In life, I have discovered that with every privilege you will find that there are corresponding responsibilities.  Few recognize it.  Certainly not the general public nor our politicians.  Occasionally a few parents think about it.  Yet, each of you knows it far too well.  Public education is the last best hope for a generation of our children!  The public rarely notices your successes in society, but your failures fill welfare rolls and prison beds.  If you do not succeed in turning on a child to learning by the time he leaves this school, chances are he will never find the spark on his own.  You are the last hope our society has for the future and it is a shame that no one else but your really understand how important you role is. 

            So what are you going to do about it this year.  All of you are excellent teachers.  You have proven yourself over the years.  Your students will, over all, be better than others in the system.  Most will pass and most will not menace society when they grow older.  At the end of the year, our parents and administrators will tell you what a good job you have done.  However, if you are honest with yourself, only you will be the judge of your success.  How will you measure it?

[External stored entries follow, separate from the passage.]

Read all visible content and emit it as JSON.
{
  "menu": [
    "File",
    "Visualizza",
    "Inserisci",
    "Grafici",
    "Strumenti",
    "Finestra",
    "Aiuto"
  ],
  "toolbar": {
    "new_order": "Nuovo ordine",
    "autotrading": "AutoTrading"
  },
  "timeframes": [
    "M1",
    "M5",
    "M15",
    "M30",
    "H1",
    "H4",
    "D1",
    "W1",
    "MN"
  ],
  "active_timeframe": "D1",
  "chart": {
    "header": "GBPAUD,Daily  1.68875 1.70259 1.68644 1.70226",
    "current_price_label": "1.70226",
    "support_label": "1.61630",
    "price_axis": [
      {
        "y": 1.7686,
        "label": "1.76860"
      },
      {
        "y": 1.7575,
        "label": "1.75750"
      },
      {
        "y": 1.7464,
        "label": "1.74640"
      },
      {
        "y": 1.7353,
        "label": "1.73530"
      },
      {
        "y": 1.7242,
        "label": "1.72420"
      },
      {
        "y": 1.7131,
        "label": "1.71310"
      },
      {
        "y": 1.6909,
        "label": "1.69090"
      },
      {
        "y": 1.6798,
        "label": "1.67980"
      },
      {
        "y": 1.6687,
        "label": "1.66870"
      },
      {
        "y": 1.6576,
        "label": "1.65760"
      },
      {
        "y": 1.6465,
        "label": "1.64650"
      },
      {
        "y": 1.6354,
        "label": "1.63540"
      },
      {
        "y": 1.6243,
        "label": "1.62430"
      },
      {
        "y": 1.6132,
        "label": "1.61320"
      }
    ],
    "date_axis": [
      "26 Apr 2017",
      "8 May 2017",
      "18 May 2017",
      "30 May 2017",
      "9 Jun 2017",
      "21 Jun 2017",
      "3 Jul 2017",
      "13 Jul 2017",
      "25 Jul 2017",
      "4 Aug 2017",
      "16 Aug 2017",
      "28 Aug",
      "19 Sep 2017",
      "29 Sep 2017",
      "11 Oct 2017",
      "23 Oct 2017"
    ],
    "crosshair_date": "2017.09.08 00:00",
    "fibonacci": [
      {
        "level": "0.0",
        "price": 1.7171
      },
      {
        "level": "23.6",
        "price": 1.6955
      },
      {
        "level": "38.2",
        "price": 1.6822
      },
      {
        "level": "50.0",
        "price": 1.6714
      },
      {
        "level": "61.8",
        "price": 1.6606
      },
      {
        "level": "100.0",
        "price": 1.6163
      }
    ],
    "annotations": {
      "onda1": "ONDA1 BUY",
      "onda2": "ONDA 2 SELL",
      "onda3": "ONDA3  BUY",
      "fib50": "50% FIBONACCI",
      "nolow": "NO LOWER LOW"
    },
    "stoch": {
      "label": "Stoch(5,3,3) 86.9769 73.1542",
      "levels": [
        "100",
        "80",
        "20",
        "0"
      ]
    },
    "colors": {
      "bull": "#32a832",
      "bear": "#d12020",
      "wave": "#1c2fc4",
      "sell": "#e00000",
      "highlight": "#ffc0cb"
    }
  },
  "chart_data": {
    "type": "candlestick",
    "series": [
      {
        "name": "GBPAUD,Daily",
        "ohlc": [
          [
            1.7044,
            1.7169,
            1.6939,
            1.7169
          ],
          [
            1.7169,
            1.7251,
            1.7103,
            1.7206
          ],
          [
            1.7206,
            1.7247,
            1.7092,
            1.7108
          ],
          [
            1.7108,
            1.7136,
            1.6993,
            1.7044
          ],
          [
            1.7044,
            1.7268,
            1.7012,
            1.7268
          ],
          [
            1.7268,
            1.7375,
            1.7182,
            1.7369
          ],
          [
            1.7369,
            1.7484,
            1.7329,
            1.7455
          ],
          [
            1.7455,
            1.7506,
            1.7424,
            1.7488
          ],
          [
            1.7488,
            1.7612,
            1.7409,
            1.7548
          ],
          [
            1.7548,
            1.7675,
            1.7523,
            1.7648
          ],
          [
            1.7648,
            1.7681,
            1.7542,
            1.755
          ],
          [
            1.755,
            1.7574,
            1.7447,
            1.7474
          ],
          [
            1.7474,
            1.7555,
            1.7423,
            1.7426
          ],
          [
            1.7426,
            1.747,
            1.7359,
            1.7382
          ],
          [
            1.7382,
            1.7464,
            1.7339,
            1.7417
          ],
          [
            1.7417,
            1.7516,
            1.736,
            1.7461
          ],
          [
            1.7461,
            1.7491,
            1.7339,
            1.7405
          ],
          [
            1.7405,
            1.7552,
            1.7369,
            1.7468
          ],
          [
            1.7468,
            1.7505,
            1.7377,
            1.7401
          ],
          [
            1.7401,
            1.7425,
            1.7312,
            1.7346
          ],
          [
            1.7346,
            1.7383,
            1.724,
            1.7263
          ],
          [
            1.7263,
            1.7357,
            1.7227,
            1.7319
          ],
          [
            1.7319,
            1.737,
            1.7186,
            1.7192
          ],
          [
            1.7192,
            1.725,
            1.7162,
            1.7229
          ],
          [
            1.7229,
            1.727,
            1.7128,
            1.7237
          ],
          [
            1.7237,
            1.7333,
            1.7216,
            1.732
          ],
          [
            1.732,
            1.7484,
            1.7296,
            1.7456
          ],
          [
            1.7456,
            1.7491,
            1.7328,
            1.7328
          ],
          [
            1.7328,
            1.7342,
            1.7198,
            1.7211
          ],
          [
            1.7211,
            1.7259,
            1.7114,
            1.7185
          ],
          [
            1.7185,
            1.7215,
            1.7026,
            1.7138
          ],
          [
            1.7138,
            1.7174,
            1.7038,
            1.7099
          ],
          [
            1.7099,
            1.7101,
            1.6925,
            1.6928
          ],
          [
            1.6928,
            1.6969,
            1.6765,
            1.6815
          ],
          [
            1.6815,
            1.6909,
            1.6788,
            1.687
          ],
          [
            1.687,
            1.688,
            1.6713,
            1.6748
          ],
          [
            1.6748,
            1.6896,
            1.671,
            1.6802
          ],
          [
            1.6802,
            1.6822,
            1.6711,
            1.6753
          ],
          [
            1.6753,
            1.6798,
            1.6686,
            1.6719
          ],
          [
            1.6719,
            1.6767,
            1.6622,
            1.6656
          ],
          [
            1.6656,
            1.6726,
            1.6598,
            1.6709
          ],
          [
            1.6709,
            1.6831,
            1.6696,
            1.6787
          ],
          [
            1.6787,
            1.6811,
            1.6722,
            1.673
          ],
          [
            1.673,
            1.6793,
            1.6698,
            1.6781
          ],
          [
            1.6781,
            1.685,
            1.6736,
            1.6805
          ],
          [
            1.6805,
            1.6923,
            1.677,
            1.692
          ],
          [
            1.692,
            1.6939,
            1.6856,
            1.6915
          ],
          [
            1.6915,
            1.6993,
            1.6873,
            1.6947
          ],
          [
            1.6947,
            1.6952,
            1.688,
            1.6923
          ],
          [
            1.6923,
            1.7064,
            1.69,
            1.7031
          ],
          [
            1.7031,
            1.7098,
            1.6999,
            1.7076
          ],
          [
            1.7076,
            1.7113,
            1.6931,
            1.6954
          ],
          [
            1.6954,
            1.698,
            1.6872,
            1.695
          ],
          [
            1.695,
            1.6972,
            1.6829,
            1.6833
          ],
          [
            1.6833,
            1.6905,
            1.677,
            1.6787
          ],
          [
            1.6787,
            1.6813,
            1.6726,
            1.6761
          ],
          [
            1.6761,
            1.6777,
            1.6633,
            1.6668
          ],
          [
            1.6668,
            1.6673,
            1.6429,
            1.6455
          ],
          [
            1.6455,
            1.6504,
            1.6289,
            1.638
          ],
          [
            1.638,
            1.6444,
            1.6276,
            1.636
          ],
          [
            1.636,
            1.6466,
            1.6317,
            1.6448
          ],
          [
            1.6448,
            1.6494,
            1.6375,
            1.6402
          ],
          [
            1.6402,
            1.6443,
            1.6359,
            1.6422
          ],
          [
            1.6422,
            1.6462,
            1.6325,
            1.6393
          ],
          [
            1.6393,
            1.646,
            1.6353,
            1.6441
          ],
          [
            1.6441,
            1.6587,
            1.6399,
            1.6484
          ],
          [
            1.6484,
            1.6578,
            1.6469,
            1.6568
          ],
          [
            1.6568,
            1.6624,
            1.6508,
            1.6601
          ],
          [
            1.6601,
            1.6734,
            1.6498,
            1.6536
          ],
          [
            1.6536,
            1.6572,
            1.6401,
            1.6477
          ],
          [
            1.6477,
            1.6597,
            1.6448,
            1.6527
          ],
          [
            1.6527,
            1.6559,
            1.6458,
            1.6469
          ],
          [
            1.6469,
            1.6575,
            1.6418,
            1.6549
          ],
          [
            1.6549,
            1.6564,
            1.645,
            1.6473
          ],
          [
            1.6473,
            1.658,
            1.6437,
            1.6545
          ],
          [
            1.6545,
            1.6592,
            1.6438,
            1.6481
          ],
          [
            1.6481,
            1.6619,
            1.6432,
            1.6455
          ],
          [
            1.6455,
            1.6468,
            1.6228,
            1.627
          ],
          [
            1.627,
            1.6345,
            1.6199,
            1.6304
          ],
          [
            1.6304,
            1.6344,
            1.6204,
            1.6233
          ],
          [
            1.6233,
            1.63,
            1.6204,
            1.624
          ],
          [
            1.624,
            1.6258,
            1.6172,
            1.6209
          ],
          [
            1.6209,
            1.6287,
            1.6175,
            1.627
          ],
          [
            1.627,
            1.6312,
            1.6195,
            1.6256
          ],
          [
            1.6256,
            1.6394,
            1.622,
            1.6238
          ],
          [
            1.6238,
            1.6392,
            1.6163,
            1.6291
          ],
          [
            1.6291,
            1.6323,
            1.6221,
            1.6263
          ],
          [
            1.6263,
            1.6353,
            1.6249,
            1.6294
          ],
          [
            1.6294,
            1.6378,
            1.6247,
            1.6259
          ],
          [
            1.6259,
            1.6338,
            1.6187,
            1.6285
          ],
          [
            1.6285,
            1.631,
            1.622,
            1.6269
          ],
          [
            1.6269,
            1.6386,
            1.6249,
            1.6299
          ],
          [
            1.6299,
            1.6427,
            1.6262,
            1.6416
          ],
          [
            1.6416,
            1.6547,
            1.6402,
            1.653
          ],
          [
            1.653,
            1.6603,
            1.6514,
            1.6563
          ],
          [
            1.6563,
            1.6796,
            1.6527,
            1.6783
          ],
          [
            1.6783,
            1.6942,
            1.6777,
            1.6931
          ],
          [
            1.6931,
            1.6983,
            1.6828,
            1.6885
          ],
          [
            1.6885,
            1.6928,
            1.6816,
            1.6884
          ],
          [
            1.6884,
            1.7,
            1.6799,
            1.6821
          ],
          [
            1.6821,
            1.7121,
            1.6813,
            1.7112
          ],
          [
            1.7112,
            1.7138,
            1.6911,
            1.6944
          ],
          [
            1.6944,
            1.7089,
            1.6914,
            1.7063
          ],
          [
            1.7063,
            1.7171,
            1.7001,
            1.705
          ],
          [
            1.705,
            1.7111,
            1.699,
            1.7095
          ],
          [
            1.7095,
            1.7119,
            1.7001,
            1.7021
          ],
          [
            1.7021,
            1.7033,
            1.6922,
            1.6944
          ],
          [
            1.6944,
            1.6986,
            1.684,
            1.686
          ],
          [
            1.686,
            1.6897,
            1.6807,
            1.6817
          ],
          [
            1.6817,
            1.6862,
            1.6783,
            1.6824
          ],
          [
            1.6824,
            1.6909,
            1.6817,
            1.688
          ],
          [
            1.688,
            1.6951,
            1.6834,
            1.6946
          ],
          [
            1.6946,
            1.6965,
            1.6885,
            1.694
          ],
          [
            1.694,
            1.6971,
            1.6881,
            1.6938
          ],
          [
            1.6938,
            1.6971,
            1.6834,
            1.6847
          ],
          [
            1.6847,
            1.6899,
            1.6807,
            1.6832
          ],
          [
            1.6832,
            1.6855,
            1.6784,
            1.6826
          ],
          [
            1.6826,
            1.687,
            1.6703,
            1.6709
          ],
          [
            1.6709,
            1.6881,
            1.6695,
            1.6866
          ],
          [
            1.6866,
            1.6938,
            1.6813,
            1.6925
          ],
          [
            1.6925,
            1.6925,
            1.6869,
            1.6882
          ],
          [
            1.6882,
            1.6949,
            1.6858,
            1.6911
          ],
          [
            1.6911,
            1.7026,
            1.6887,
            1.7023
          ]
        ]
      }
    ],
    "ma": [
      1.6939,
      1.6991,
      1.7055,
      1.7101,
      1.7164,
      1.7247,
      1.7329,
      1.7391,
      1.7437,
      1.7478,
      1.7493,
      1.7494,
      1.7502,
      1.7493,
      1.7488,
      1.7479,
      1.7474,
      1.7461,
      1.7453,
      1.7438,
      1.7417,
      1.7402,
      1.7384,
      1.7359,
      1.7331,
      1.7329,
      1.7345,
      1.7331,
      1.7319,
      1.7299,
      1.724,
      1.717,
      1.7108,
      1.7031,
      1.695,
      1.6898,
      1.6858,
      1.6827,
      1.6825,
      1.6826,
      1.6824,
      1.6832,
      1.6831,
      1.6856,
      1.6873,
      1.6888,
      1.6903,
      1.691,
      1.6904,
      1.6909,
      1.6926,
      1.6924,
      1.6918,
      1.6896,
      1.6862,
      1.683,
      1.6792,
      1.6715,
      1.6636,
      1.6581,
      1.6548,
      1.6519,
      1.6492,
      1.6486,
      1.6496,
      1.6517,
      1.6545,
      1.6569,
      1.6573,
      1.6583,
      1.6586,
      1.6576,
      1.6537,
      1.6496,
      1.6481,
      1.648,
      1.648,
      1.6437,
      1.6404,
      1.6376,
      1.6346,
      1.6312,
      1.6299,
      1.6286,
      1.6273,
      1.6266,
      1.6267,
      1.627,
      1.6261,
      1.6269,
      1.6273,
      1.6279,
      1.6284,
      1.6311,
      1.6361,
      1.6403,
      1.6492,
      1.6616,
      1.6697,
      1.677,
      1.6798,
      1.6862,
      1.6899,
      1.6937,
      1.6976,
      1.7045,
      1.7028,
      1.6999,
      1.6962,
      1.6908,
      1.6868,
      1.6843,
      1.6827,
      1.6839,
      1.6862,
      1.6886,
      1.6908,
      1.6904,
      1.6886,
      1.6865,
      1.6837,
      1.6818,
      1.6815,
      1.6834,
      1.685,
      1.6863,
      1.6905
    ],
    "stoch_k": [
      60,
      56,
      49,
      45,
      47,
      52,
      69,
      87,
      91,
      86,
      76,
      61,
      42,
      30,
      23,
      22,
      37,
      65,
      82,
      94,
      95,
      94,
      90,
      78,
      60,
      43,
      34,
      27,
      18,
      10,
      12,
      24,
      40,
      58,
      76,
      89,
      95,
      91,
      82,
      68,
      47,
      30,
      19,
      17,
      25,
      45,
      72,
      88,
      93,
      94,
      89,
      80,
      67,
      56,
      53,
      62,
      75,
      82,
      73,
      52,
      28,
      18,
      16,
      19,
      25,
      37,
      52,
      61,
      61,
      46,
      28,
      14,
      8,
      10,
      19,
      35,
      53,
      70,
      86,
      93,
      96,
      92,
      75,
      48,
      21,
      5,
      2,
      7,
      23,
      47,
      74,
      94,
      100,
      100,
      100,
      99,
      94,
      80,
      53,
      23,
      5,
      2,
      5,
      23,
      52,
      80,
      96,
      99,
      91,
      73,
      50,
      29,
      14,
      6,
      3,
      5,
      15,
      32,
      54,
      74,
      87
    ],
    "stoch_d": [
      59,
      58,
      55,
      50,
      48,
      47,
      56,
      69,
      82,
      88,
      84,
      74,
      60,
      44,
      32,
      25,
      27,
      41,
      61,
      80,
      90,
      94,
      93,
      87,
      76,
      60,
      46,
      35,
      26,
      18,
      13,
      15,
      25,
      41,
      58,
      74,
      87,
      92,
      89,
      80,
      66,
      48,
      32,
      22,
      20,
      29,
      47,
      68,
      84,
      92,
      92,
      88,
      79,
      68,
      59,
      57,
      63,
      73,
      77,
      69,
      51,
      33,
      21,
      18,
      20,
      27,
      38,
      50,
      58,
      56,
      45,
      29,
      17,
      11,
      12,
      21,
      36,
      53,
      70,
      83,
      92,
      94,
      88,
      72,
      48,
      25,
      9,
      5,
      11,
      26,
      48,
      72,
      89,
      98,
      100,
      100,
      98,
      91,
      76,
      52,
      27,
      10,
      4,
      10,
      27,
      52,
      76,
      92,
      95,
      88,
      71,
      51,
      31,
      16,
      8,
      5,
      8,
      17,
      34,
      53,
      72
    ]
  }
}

            The late Jim Valvano often said that in the final analysis there are really only two kinds of basketball players.  One kind is the player who shoots the ball and you expect it to go in and when it does not you are surprised.  The other kind is the player who shoots the ball and you don’t expect it to go in and you are surprised when it does.  The successful team is the one which has more of the former kind of players rather than the latter.  With schools a similar principle applies.  In the final analysis there are really only two kinds of teachers.  The first kind is the teacher who looks at a problem, a task or a student and asks “why?”.  The other kind is the teacher who asks “Why not?”  If  your school is to live up to its responsibility – If you really are the last vestige of a neighborhood – the last hope for a generation of children.  If you really want to share the dreams of children, you have to ask not “why?” but “why not?”

            Why do you return each year?  Why do you care so much?  What is it that drives each of you?  If you ask this question this year, do not be surprised if you hear Michael Jordan whisper – “Why not the best?”